October 25, 2015

How the brain is wired has long been a question researchers would love to solve. Now, an international ensemble of scientists and engineers has digitalized a piece of the neocortex of the brain of young rats and offers a first-ever inside view of how the brain works.

The Blue Brain Project, a key part of the European Union’s 10-year Human Brain Project, has released a detailed computer representation of the microcircuitry of a small area of the rat’s somatosensory cortex, the part of the brain responsible for the sense of touch.

Using supercomputers, the 82 Blue Brain Project engineers and scientists — from institutions in Israel, Spain, Hungary, US, China, Switzerland, Sweden and the UK — simulated electrical behavior of virtual brain tissue and found that while some of the behavior observed in previous brain experiments was a match, other simulations revealed novel insights into the functioning of the neocortex.

“With the Blue Brain Project, we are creating a digital reconstruction of the brain and using supercomputer simulations of its electrical behavior to reveal a variety of brain states. This allows us to examine brain phenomena within a purely digital environment and conduct experiments previously only possible using biological tissue,” said Hebrew University of Jerusalem’s Prof. Idan Segev, a senior author of the research paper, recently published in the journal Cell.

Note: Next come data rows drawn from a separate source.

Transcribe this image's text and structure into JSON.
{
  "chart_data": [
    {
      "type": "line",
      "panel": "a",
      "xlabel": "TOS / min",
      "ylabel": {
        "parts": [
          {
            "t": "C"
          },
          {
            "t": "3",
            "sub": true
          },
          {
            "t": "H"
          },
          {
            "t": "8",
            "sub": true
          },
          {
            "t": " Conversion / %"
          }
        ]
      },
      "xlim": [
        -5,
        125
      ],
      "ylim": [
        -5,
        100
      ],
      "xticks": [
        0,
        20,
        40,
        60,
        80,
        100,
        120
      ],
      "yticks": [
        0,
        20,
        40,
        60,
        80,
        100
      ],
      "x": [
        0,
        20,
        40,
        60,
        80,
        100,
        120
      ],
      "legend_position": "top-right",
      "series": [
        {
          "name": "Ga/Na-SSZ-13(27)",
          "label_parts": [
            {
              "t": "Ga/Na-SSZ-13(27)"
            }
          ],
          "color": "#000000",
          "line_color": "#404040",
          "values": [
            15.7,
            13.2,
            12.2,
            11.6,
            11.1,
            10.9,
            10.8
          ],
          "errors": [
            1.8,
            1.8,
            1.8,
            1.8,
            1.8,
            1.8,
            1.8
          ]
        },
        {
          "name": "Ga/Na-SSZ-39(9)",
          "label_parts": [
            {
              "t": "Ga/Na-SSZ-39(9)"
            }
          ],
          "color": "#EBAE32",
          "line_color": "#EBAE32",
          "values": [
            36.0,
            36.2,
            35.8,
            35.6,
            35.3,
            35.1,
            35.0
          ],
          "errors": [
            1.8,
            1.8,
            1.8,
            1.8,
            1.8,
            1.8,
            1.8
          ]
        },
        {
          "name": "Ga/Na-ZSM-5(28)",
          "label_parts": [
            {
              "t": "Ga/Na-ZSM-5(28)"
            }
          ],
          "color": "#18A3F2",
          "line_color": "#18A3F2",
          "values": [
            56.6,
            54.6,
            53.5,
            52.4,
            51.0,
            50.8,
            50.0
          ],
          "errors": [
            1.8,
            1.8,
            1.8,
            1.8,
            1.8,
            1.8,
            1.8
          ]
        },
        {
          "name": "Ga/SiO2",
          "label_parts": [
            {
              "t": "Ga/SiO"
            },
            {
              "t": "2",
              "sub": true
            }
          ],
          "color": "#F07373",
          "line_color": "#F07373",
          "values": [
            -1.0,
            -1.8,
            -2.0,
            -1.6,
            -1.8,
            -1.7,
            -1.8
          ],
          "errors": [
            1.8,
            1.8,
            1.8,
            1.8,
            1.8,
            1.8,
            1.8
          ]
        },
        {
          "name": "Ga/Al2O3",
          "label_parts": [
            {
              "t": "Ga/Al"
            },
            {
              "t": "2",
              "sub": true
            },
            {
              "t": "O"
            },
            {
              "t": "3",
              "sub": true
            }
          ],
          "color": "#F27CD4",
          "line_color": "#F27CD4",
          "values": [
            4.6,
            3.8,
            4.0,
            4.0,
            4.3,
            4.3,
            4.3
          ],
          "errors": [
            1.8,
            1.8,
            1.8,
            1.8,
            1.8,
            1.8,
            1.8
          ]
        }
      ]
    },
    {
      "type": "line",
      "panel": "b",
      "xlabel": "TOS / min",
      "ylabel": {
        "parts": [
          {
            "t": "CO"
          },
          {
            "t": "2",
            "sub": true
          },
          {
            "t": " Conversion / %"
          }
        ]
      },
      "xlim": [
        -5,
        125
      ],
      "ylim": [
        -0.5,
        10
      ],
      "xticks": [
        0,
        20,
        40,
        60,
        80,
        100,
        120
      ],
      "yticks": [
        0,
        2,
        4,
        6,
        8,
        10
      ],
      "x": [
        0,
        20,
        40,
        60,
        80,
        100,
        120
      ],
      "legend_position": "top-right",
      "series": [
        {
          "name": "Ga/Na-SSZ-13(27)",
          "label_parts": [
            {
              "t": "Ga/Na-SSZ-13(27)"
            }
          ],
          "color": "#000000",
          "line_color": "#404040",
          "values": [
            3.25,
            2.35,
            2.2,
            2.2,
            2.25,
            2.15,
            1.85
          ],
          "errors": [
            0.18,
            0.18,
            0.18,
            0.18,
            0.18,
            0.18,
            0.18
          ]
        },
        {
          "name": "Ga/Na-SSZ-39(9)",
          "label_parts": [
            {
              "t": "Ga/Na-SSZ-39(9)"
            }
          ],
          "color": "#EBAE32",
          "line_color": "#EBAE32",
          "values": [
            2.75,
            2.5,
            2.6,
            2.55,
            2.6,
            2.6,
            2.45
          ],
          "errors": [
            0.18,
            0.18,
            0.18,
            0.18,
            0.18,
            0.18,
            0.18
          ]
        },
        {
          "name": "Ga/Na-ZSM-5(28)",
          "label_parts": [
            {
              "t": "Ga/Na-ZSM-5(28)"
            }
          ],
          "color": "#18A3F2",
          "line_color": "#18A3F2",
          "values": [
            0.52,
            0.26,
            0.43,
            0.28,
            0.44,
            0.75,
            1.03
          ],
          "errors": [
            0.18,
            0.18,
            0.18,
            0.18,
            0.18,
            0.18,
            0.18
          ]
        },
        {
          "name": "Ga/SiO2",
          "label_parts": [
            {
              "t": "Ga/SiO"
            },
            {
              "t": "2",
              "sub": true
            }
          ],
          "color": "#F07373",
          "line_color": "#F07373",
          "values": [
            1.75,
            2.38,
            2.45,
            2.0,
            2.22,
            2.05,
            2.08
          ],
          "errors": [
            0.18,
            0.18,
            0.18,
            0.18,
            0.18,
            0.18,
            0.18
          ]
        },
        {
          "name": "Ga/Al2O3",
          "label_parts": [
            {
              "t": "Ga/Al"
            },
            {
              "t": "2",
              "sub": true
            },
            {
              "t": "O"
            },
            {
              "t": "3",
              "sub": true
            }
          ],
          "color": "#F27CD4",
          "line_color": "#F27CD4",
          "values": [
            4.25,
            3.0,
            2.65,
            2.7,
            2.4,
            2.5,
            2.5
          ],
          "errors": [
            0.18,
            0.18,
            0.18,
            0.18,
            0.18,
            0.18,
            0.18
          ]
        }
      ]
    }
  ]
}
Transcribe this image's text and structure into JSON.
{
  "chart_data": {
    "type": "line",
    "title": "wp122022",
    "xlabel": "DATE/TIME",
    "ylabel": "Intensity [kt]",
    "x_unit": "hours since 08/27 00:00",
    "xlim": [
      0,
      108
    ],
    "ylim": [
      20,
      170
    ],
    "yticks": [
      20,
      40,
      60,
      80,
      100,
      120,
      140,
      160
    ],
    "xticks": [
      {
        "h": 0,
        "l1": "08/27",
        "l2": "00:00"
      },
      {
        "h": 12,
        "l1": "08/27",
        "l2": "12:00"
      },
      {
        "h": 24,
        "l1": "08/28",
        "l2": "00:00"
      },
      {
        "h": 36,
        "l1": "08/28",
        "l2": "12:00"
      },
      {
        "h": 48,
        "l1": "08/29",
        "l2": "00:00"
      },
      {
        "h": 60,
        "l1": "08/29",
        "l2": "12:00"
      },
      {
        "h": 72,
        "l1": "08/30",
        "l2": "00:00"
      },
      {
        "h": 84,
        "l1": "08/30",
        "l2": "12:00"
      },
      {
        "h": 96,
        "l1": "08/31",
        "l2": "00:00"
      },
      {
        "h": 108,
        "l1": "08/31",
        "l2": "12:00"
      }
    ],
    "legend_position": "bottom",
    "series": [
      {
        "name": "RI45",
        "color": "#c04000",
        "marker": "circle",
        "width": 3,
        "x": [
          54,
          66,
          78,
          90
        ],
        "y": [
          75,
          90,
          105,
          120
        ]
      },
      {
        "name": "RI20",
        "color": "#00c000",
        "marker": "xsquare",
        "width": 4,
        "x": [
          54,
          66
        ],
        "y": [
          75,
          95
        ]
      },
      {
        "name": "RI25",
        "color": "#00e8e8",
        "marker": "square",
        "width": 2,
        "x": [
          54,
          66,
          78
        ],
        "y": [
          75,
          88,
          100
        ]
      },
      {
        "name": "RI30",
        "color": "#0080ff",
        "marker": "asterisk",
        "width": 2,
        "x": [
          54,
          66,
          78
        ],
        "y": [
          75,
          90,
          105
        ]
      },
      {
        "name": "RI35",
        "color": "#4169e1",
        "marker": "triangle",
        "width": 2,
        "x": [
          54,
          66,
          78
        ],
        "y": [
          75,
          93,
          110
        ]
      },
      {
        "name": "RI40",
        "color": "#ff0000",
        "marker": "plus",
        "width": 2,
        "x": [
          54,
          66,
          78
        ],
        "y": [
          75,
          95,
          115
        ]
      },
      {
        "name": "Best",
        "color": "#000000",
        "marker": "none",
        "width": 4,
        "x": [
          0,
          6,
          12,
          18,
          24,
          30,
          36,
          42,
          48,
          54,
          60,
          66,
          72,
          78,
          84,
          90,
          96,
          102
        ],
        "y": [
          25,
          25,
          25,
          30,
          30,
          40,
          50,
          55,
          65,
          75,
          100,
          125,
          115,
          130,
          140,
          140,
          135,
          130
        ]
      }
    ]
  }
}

Prof. Idan Segev of the Hebrew University’s Edmond and Lily Safra Center for Brain Sciences and director of neurobiology, is a senior author of the research paper and contributor to the Blue Brain Project. Photo by Sasson Tiram
Prof. Idan Segev of the Hebrew University’s Edmond and Lily Safra Center for Brain Sciences and director of neurobiology, is a senior author of the research paper and contributor to the Blue Brain Project. Photo by Sasson Tiram

The findings culminate 20 years of biological experimentation that generated the core dataset, and 10 years of computational science work to develop the algorithms and build the software ecosystem required to digitally reconstruct and simulate the tissue.

“The insights we gather from these experiments will help us to understand normal and abnormal brain states, and in the future may have the potential to help us develop new avenues for treating brain disorders,” said Segev.

Supercomputers to the rescue

While science is still a long way from digitizing the whole brain, the study proves that it is feasible to digitally reconstruct and simulate brain tissue and to reveal novel insights into brain function.

Segev, a member of the Hebrew University’s Edmond and Lily Safra Center for Brain Sciences and director of the university’s department of neurobiology, sees the research as building on the pioneering work of the Spanish anatomist Ramon y Cajal more than 100 years ago.

“Ramon y Cajal began drawing every type of neuron in the brain by hand. He even drew in arrows to describe how he thought the information was flowing from one neuron to the next. Today, we are doing what Cajal would be doing with the tools of the day: building a digital representation of the neurons and synapses, and simulating the flow of information between neurons on supercomputers,” said Segev.

 “The insights we gather from these experiments will help us to understand normal and abnormal brain states, and in the future may have the potential to help us develop new avenues for treating brain disorders.”

“The digitization of the tissue is open to the community and allows the data and the models to be preserved and reused for future generations.”

Supercomputers are an important new tool for neuroscience.

“Building the digital reconstructions, running the simulations and analyzing the results required a supercomputing infrastructure and a large ecosystem of software. It was only with this kind of infrastructure that we could solve the billions of equations needed to simulate each 25-microsecond time-step in the simulation,” said Felix Schürmann, a senior author affiliated with École polytechnique fédérale de Lausanne in Geneva, and head of the project’s software development team.

A major milestone

The computer reconstruction depicts the shapes and electrical behaviors of approximately 30,000 nerve cells (neurons) in the reconstructed tissue, and approximately 40 million synapses (the sites of connection and communication between neurons) that they form.

“The reconstruction is a first draft; it is not complete and it is not yet a perfect digital replica of the biological tissue,” said Henry Markram, a professor at the École Polytechnique Fédérale de Lausanne and director of both the Blue Brain Project and the Human Brain Project.

The researchers performed tens of thousands of experiments on neurons and synapses in the neocortex of young rats and catalogued each type of neuron and synapse they found. The resulting data collection is one of the most comprehensive to date on a part of the brain.

To complete the microcircuitry map, the researchers developed software to mine published findings from laboratories worldwide, and algorithms that use the available data as landmarks.

“We can’t and don’t have to measure everything,” said Markram, who received his graduate degree from the Weizmann Institute of Science in Rehovot. “The brain is a well-ordered structure, so once you begin to understand the order at the microscopic level, you can start to predict much of the missing data.”

Now other scientists will be able to use the Blue Brain data and reconstruction to test theories of brain function.

“The job of reconstructing and simulating the brain is a large-scale collaborative one, and the work has only just begun. The Human Brain Project represents the kind of collaboration that is required,” said Sean Hill, a senior author.